Her face drained of color so fast it looked like the life had been siphoned out of her. Her blue eyes widened, pupils blowing, but she didn’t scream or sob. She just stared at me, at the man who’d dragged her into this hell, while her breath came in short, shallow bursts.

“No,” she finally said, voice barely above a whisper.

“That’s… that can’t be true.” She shook her head back and forth, her hair slapping her cheeks, as if she could dislodge my words.

“I knew he was bad. I knew the money wasn’t clean.

Drugs. Guns. People got hurt. People disappeared.

I told myself it was dirty business… but not this. Not what you’re saying he did.”

Her gaze flicked to the pocket where I’d slipped the phone then back to my face, searching for a lie. I stayed silent.

And the longer she stared at me, the more I let the truth show on my expression, the more final it all became to her. Doubt was already sinking in. I could hear the cold, heavy, irreversible reality filling her. She pressed her hands to her mouth as if she could hold the nausea down.

“I lived in that house,” she whispered almost to herself. “I ate at his table. I wore the dresses he bought me with that money.”

She closed her eyes for a second, as if she were trying to clear the words out of her skull. When she opened them again, her gaze lifted to mine, bright with fury, still edged with terror but now there was something harder underneath.

“If you have that tape,” she said, voice low and shaking but steady enough to cut, “prove it. Show me. Or stop lying to my face.”

I tilted my head and then slowly shook it. “Not yet.”

Her laugh was quick, bitter, and jagged, like glass breaking in her throat. “Of course not. You want me to sit here and wonder. You want it to rot inside me until I can’t think of anything else.”

I didn’t deny it.

She looked away, staring at the cracked and stained ground.

“I thought the worst thing he did was hurt people who crossed him,” she breathed.

“That’s what I convinced myself of, anyway.

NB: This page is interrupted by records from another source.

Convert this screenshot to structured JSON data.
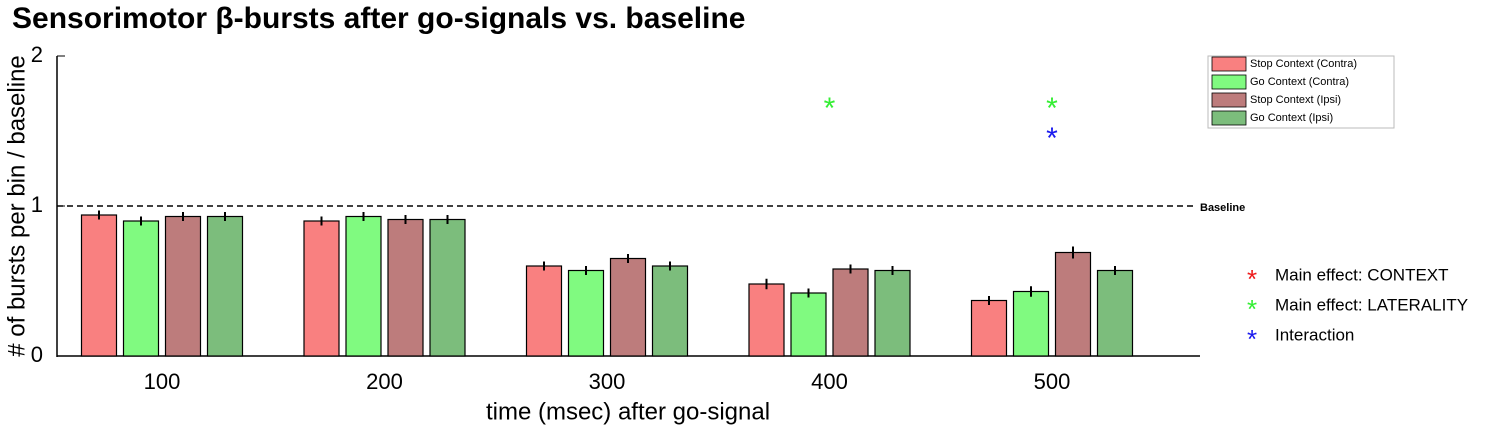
{
  "chart_data": {
    "type": "bar",
    "title": "Sensorimotor β-bursts after go-signals vs. baseline",
    "x_label": "time (msec) after go-signal",
    "y_label": "# of bursts per bin / baseline",
    "categories": [
      "100",
      "200",
      "300",
      "400",
      "500"
    ],
    "series": [
      {
        "name": "Stop Context (Contra)",
        "color": "#f98080",
        "values": [
          0.94,
          0.9,
          0.6,
          0.48,
          0.37
        ],
        "errors": [
          0.03,
          0.03,
          0.03,
          0.035,
          0.03
        ]
      },
      {
        "name": "Go Context (Contra)",
        "color": "#80fa80",
        "values": [
          0.9,
          0.93,
          0.57,
          0.42,
          0.43
        ],
        "errors": [
          0.03,
          0.03,
          0.03,
          0.03,
          0.035
        ]
      },
      {
        "name": "Stop Context (Ipsi)",
        "color": "#bd7c7c",
        "values": [
          0.93,
          0.91,
          0.65,
          0.58,
          0.69
        ],
        "errors": [
          0.03,
          0.03,
          0.03,
          0.03,
          0.04
        ]
      },
      {
        "name": "Go Context (Ipsi)",
        "color": "#7cbd7c",
        "values": [
          0.93,
          0.91,
          0.6,
          0.57,
          0.57
        ],
        "errors": [
          0.03,
          0.03,
          0.03,
          0.03,
          0.03
        ]
      }
    ],
    "ylim": [
      0,
      2
    ],
    "yticks": [
      0,
      1,
      2
    ],
    "baseline": {
      "value": 1,
      "label": "Baseline"
    },
    "annotations": [
      {
        "text": "*",
        "color": "#33ee33",
        "category": 3,
        "y": 1.68
      },
      {
        "text": "*",
        "color": "#33ee33",
        "category": 4,
        "y": 1.68
      },
      {
        "text": "*",
        "color": "#1a1aee",
        "category": 4,
        "y": 1.48
      }
    ],
    "significance_legend": [
      {
        "marker": "*",
        "color": "#ee1a1a",
        "label": "Main effect: CONTEXT"
      },
      {
        "marker": "*",
        "color": "#33ee33",
        "label": "Main effect: LATERALITY"
      },
      {
        "marker": "*",
        "color": "#1a1aee",
        "label": "Interaction"
      }
    ]
  }
}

I told myself the disappearances were business.

Debts. Rivalries. I never let myself think he…

filmed it. Sold it. Made entertainment out of people dying.

” Her voice cracked on the last word, but she swallowed it down. No tears. No pleading.

She just sat there chained, my coat slipping off one shoulder, and every breath she took sounding like it cost her something.

And in that silence, something shifted behind her eyes. It wasn’t surrender, not yet, but the slow, terrible cracking of a wall she’d built to keep the darkest truths from coming out.

Zoya wasn’t asking to see the tape because she wanted to believe it. She was daring me to prove she was wrong. Because if I couldn’t—if I was bluffing—then maybe her father wasn’t the monster I said he was.

And maybe she wasn’t the daughter of one.